Behaviour and Panic

Week 3 of the Positive Steps group is the week that encouraged me to start overcoming my panic about having a bath. Doing this through exposure.

Behaviours

The week is called Managing Behaviours. Looking at a different type of vicious cycle; the behavioural vicious cycle. Here’s mine:

Untitled1

How do I go about changing these behaviours? 

Going by what my counselling work says I need to make a list of the things I need to engage with. As creativity is one of the ones on my list. I’ve made a picture of my list rather than just listing them out for you.

List of things need to do.jpg

As you can see I have colour coded each item on my list.

  • Red: Necessary
  • Green: Routine
  • Purple: Pleasurable

In all fairness, I would like all the things on my engagement list be pleasurable. There were a couple I couldn’t decide on. For example, Yoga and Walking the dogs is on my routine list and it does need to be routine but I also want these to be pleasurable too.

Now I have my list, I have to start small and schedule these into my days. Making sure I do something regularly and then reflect on what I have done.

I have started doing activities from my list. I’ve been setting reminders, putting them in my calendar and logging walks and yoga through Google Fit.

I reflect daily, through my writing. Although I don’t just talk about what I have done that day. I think my reflections will be within my end of month reviews.

Panic

The second half of the week looked at panic. This is the part that spoke of exposure leading me to start getting over the things that panic me. I have to start one thing at a time. Having a bath to me was the ideal one to start with.

I have no idea why I panic when it comes to having a bath. I used to have them all the time when I was a kid. I haven’t had a traumatic experience in one. I just panic about having a bath.

It’s been easy for me to avoid over the years. We only have a shower now at my parents’ house.
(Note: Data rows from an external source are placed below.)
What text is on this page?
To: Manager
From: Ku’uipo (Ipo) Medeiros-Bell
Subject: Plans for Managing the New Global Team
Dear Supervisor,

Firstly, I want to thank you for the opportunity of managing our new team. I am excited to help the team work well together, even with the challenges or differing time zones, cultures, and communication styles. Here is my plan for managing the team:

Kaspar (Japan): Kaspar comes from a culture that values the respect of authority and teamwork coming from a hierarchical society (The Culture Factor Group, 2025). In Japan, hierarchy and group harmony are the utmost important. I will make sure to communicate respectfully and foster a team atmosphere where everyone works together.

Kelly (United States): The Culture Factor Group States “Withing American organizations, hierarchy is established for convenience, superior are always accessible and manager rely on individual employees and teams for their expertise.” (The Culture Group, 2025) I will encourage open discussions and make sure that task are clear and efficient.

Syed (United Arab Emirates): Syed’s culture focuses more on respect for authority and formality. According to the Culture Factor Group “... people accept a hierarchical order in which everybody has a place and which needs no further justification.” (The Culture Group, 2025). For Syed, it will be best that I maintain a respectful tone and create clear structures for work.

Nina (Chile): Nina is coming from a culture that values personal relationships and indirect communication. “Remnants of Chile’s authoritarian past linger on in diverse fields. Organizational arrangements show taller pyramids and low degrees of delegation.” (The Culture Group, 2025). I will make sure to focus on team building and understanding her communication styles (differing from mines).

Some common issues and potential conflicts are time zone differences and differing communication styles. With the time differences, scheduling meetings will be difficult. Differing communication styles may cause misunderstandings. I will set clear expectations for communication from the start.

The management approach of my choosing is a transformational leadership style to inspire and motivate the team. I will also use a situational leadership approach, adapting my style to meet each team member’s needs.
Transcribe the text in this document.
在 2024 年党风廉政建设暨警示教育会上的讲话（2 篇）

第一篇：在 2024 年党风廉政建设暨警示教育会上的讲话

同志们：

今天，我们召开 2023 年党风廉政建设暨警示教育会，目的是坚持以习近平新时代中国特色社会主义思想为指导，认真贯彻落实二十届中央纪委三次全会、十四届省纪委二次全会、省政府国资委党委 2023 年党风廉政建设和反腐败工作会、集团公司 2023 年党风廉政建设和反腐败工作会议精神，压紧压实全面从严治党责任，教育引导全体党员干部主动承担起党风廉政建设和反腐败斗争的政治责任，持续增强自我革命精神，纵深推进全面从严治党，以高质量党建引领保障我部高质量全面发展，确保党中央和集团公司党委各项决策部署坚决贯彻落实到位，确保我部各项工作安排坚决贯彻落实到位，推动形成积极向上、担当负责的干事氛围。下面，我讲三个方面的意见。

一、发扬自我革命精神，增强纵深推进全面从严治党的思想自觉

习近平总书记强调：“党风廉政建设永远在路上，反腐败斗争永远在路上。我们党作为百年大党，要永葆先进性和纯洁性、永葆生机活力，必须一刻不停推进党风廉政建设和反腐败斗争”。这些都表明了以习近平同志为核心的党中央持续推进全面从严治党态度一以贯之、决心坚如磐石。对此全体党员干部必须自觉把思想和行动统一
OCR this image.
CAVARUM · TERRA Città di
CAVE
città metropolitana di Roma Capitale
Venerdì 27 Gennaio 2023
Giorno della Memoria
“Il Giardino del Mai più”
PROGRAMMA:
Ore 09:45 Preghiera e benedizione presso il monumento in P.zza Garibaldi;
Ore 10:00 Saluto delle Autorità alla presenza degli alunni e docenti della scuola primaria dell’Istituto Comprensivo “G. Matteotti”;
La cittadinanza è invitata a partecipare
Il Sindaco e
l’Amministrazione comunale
Dave’s parents’ have a bath but they also have a shower. Me avoiding again just had showers there too.

Dave loves baths over showers. I know when we get our own place a bath is gonna be one of his main ‘I wants’. Relaxing in a bath, taking time out, does have its appeal. I just have to get over the panic part.

As it has been a month since the session on week 3. I have started my goal towards having a bath. I’m just not at the point where my panic is totally gone before I can think about relaxing in one.

I did learn that there were three types of panic attacks. This, I didn’t know. I just thought a panic attack was a panic attack. The three types of panic attacks are:

  1. One you predict
  2. One you cannot predict
  3. Night time panic

Me having a bath is definitely one I predict. You may also have figured out I have a fear of spiders if you’ve read other posts of mine. I’m not sure which that one falls under. I know I’ll panic if I see one. But I can’t predict when I’ll see one.

I have had the odd night time panic. Being an anxious, worried and having low moods makes me more susceptible to having panic attacks. Are you?

This week told me that reducing anxiety helps to decrease the chance of having a panic attack. This is what lead me to want to overcome my anxiety and fears.

There are fears that are out of my control. The risk of them happening, the majority of the time, is low. But if I learn to control my behaviours and panic, I should, in theory, be able to control any panic attacks I have in the future.

Breathing is a big part of this. Breathing is always coming up with me. Clearly, I need to take note. Workin on my breathing techniques it is.

Have you exposed yourself to any of your fears?